A toy manufacturer produces a set of blocks that can be used by children to build play structures. The product packaging team is analyzing different arrangements for packaging their blocks. One idea they have is to arrange the blocks in the shape of a cube, with b blocks along one edge.

a. Write an expression representing the total number of blocks packaged in a cube measuring b blocks on one edge.

b. The packaging team decides to take one layer of blocks off the top of this package. Write an expression representing the number of blocks in the top layer of the package.

c. The team finally decides that their favorite package arrangement is to take 2 layers of blocks off the top of a cube measuring b blocks along one edge. Write an expression representing the number of blocks left behind after the top two layers are removed.

Please help!!! D:​

Answer 1

The total number of blocks in a cube is b^3. The number of blocks in the top layer is b^2. After removing two layers, the number of remaining blocks is (b-2)^3.

Step-by-step explanation:

The task involves finding the total number of blocks in a cube and then adjusting for the removal of layers from the cube.

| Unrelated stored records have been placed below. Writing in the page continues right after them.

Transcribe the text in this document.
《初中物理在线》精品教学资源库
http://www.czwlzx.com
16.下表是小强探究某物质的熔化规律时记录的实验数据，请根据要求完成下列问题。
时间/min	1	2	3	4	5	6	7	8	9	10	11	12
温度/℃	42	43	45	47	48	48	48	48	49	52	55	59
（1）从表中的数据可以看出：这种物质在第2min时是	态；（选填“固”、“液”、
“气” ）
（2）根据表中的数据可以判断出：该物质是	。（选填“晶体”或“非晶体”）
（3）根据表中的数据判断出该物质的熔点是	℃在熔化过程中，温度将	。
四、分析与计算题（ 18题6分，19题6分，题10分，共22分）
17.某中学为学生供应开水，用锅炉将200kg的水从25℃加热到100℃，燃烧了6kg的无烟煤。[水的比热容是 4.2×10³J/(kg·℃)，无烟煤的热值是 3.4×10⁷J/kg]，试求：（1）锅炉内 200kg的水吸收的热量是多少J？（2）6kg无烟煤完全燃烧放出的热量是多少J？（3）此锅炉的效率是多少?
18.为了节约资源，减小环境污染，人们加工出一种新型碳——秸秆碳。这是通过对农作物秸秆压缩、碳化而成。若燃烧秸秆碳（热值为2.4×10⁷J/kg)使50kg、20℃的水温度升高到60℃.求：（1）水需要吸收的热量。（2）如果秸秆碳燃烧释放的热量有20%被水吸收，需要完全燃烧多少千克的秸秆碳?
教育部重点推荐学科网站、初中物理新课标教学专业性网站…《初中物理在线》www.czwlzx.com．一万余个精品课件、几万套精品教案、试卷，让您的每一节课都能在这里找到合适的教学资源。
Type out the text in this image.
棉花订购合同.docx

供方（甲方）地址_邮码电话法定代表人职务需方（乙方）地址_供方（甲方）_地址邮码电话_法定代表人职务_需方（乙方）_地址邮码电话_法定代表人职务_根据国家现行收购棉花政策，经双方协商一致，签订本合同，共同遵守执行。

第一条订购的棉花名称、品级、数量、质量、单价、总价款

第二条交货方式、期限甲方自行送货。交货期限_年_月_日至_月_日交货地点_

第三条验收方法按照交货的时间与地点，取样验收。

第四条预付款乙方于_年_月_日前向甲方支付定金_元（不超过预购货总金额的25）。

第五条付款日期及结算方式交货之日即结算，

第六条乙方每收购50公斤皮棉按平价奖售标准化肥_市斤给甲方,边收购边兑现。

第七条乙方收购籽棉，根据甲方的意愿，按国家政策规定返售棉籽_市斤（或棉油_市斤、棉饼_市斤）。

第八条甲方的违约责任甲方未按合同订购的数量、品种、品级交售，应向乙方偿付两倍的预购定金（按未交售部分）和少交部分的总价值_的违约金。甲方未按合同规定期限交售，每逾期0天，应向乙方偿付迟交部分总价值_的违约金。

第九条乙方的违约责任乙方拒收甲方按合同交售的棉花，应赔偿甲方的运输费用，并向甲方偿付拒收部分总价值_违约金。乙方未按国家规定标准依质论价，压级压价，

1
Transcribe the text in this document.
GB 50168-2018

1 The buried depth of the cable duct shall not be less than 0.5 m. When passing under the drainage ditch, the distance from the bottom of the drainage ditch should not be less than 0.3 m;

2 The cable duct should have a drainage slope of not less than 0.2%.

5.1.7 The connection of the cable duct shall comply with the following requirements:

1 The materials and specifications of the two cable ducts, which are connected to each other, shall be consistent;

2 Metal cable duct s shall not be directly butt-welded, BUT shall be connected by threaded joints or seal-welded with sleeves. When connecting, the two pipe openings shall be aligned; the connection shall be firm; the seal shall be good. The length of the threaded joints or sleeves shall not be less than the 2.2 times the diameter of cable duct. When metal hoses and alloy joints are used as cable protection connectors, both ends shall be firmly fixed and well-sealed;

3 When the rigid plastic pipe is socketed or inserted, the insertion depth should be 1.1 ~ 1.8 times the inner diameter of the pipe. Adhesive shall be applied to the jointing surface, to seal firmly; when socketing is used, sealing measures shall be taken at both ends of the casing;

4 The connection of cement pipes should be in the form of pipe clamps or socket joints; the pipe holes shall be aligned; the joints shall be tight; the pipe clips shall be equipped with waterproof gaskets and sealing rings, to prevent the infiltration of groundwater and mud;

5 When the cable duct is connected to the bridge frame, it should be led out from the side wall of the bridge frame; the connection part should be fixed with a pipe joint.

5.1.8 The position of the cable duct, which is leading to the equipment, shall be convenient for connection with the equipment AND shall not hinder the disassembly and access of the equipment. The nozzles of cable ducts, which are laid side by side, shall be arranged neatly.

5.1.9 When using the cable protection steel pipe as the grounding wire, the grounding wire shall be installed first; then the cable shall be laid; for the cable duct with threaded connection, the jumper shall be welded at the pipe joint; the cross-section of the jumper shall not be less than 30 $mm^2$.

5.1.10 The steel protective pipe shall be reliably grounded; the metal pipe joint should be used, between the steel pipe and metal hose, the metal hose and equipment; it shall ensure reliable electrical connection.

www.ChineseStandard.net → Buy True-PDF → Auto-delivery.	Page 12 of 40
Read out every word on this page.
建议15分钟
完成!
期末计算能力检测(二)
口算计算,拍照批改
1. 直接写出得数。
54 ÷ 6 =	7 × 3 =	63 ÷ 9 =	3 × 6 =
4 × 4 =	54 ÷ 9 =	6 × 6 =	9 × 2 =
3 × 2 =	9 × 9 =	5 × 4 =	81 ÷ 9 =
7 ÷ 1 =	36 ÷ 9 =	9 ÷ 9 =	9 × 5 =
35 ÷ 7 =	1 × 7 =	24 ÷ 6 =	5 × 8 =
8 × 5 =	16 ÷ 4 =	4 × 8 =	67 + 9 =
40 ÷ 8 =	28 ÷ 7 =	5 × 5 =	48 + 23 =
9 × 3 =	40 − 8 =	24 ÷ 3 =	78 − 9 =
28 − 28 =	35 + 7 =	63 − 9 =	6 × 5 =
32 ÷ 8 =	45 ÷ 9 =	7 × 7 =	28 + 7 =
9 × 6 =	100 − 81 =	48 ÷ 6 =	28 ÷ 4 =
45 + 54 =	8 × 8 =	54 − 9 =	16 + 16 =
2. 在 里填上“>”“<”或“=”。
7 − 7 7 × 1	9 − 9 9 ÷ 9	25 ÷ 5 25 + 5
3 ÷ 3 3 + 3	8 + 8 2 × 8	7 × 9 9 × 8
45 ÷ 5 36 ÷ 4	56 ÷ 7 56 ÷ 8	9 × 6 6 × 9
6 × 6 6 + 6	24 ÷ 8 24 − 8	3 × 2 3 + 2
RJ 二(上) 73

a. Total Number of Blocks in a Cube

The total number of blocks in a cube, with b blocks along one edge, can be represented by the expression b^3. This is because a cube has three dimensions, each of which is b blocks long, so the volume, or total number of blocks, is found by multiplying these dimensions together: b*b*b.

b. Number of Blocks in the Top Layer

The number of blocks in the top layer of the package is represented by the area of one face of the cube, which is b^2. Since the top layer is one block deep, you do not multiply by b the third time.

c. Number of Blocks After Removing Two Layers

After removing two layers from the top of the cube, the remaining number of blocks is given by the volume of the smaller cube that remains, which is (b-2)^3. This accounts for the two layers removed from each dimension of the cube.